Siberian seeking home for couch potato crocodile
Tuzik joined the household as a sweet little baby. He grew.
Some people grouse about ill-tempered cats, or the inability to keep the poodle off the sofa. Sergei Falkov of Siberia has the same problem, but has kicked things up a notch. He can't get his 6-foot Nile crocodile off the couch and isn't about to force the issue with his irritable pet.
Four-year-old Tuzik joined Falkov as a sweetie tiny 8-inch-long baby with adorable pearly-whites that have meanwhile developed into inch-long fangs. Now the croc and the Siberian live together in a two-room apartment and guess who calls the shots.
According to Falkov, his 55-pound pet does not require any special treatment though frankly some behavior therapy might come in handy.
"Actually reptiles do not need any special care. They eat very rarely and require minimum care," Falkov explains. "Compared to cats and dogs, they don't need any special care at all. The only thing is that you need to have professional skills to handle them - not everybody would agree to do that."
Tuzik does have a cage but is free to leave it whenever he wants and wander around the apartment. Not being a complete idiot, evidently, he discovered the charms of the couch. Whether he is also cognizant of the charms of Falkov's pet cat remain to be seen, but the good news is that crocodiles can regenerate broken teeth.
Falkov is apparently seeking another living solution for Tuzik, but Siberia's zoos have reportedly been chilly to the idea.
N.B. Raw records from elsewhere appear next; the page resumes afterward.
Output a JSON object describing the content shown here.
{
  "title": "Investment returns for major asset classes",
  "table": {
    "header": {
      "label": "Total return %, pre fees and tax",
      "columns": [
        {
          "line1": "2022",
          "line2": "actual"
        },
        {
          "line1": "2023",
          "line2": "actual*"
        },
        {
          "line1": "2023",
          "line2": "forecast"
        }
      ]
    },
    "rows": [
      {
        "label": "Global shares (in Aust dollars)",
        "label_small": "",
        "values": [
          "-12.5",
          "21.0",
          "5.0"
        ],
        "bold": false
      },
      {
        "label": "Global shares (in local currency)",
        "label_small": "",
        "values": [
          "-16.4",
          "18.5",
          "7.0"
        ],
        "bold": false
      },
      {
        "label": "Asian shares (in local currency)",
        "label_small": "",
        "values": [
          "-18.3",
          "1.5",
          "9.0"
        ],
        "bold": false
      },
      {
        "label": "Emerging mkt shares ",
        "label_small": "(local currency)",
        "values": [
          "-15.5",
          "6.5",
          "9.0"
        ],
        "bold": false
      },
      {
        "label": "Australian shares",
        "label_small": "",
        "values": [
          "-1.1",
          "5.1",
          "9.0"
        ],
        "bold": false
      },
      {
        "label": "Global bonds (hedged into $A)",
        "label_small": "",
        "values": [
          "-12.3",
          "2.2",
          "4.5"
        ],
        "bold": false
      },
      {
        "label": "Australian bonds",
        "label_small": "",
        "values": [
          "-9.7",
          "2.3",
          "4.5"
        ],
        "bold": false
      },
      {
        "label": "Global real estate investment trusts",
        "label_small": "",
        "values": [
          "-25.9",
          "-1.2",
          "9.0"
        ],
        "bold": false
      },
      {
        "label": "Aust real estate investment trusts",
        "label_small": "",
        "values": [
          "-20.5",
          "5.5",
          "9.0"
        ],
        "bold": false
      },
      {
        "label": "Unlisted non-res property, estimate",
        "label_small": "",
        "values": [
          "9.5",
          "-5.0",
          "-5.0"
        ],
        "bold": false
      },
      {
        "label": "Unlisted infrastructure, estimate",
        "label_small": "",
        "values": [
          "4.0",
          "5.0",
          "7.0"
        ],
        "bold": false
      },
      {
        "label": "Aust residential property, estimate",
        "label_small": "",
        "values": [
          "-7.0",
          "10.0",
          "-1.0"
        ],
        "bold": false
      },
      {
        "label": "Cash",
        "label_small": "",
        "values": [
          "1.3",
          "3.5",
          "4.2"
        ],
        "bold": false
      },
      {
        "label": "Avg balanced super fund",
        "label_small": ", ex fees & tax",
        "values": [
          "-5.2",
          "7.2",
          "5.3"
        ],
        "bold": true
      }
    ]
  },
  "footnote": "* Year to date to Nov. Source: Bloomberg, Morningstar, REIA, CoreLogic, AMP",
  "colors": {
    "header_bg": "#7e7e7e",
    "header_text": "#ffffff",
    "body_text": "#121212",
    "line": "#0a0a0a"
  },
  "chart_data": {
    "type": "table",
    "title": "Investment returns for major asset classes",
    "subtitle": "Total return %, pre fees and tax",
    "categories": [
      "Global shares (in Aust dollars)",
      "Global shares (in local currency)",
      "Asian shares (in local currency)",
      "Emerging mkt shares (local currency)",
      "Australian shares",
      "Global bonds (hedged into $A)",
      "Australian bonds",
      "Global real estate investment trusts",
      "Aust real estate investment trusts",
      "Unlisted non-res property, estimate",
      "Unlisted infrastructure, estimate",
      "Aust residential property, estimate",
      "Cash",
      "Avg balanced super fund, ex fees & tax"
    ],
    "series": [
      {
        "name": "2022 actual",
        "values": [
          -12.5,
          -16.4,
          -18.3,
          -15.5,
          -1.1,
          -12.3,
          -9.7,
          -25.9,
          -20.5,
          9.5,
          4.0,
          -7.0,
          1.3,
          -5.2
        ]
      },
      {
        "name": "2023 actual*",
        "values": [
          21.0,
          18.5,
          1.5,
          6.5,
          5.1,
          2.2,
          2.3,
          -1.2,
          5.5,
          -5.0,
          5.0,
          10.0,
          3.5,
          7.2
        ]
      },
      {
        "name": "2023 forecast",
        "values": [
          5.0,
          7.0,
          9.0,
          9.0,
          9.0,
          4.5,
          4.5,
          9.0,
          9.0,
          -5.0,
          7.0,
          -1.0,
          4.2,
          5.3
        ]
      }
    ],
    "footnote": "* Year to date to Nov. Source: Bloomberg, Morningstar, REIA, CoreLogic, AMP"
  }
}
Meanwhile, it bears asking whether the affection man feels for lizard is mutual. Could it even be?
Some argue that the reptilia don't even have the part of the brain that feels love. Others would differ. The Costa Rican fisherman Chito rescued a gravely injured crocodile, who had been shot in the eye. When healed, the croc refused to leave his man. The two are still together 20 years later.